Quelle mauvaise fin d'après-midi. Le ciel était gris et rempli d'épais nuages, l'air était empreint d'une fine poussière amère qui vous râclait la gorge, vous faisait avaler votre salive. Les dorures des temples et des toits ne brillaient pas, pas plus que le timide reflet du soleil dans l'eau habituellement si limpide et claire, devenue sombre et opaque. Tout semblait trouble, la gravité s'inversait, vous entriez dans un déplacement statique, une immobilité mouvementée, et les mêmes syllabes tournaient dans votre esprit, vous faisant perdre l'équilibre, chuter dans un long gouffre, une caverne sans fin plongée dans le noir, la pauvreté et la solitude.

Plus rien à nous dire, c'est cela ?

Vous vous apprêtiez à prendre une pause bien méritée après avoir terminé vos dossiers journaliers, et voilà que l'on vous escortait gentiment mais fermement vers la sortie, en soupoudrant la scène d'excuses excessivement polies et probablement très hypocrites. Toute votre fragile stabilité liyuèenne, que vous avez mis tant de temps à construire, se retrouvait ensevelie sous les gravats de l'impuissance et de l'incrédulité. Pitoyable tableau d'un immense échec. Peut-être que si vous aviez été encore plus productive, encore plus assidue, votre supérieur n'aurait pas été contraint de vous licencier, faute de revenus trop maigres, incapable de vous rémunérer un mois de plus. La Cité des Contrats est bienveillante avec les travailleurs consciencieux, disait-on.

Pas de place pour les sans-emplois dans votre genre.

Votre unique carton contenant vos rares effets personnels en mains, vous avez lentement passé le pas de la porte. Le bâtiment vous paraissait à présent désuet, ridiculement luxueux, comme s'il cherchait à vous admirer de toute sa hauteur pour mieux vous faire sentir misérablement impuissante, pour vous persuader que vous et vous seule étiez responsable de votre défaite.

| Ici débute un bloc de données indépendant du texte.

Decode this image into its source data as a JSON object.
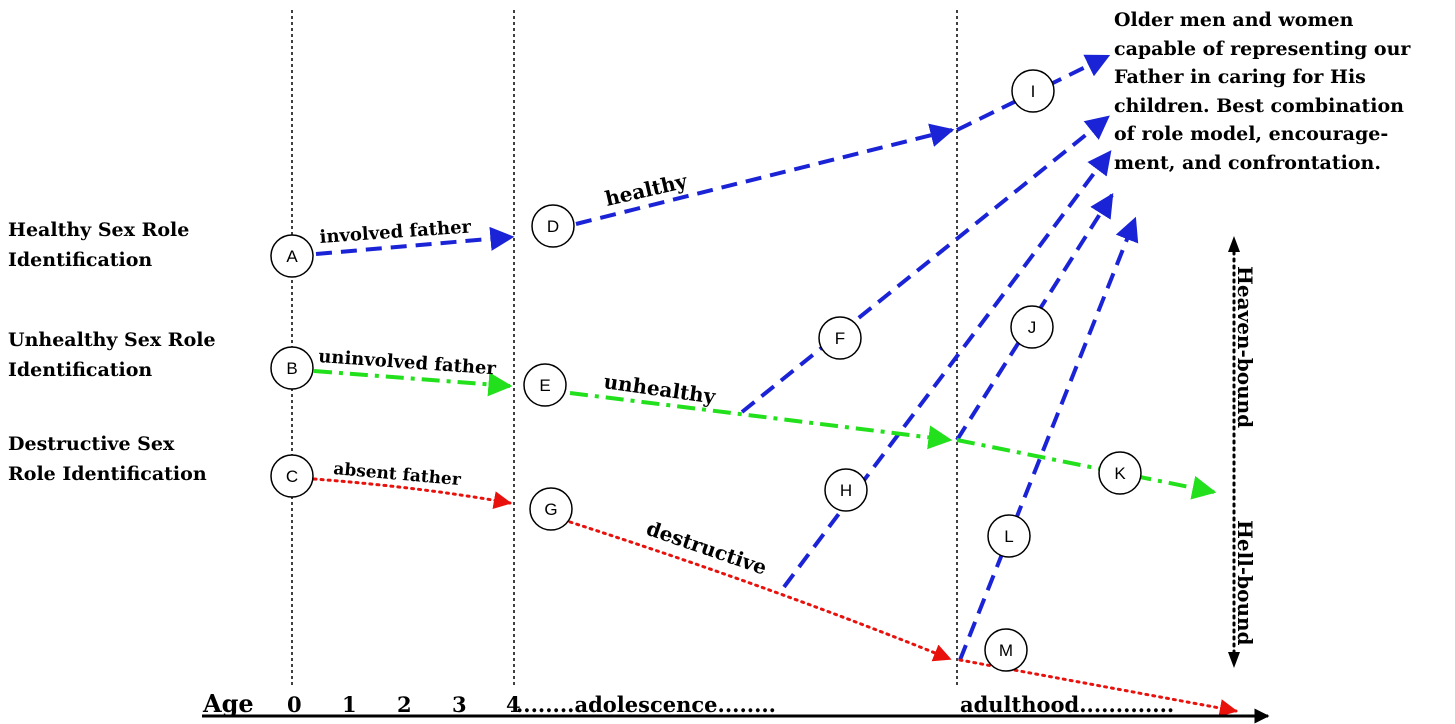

Il vous fallait prévenir vos parents, maintenant. Se faire congédier n'était que la mise en bouche de ce qui vous attendait dans un futur proche. Le sort avait poussé votre famille a devenir des émigrés, loin de leurs terres et de leur Archon. Vous n'aviez que peu d'argent, cependant, vos parents continuaient à prier Rex Lapis, le Dieu des Moras leur faisant tant défaut. Leur force passée n'était plus qu'un lointain souvenir à présent. Votre père avait usé son corps aux travaux du Port, et votre mère, sa vue et sa dextérité à l'atelier de couture. Vous fûtes capable de soulager complétement leurs efforts ses dernières années, mais la nouvelle de votre licenciement vous faisait prendre conscience d'une chose capitale : vous pensiez avoir réussi à vous acclimater à Liyue, à ses coutumes et à ses traditions. Eh bien, vous pensiez mal. L'idée de devoir accepter que vos parents se tuent de nouveau à la tâche pour vous permettre de vivre vous était tout simplement insupportable.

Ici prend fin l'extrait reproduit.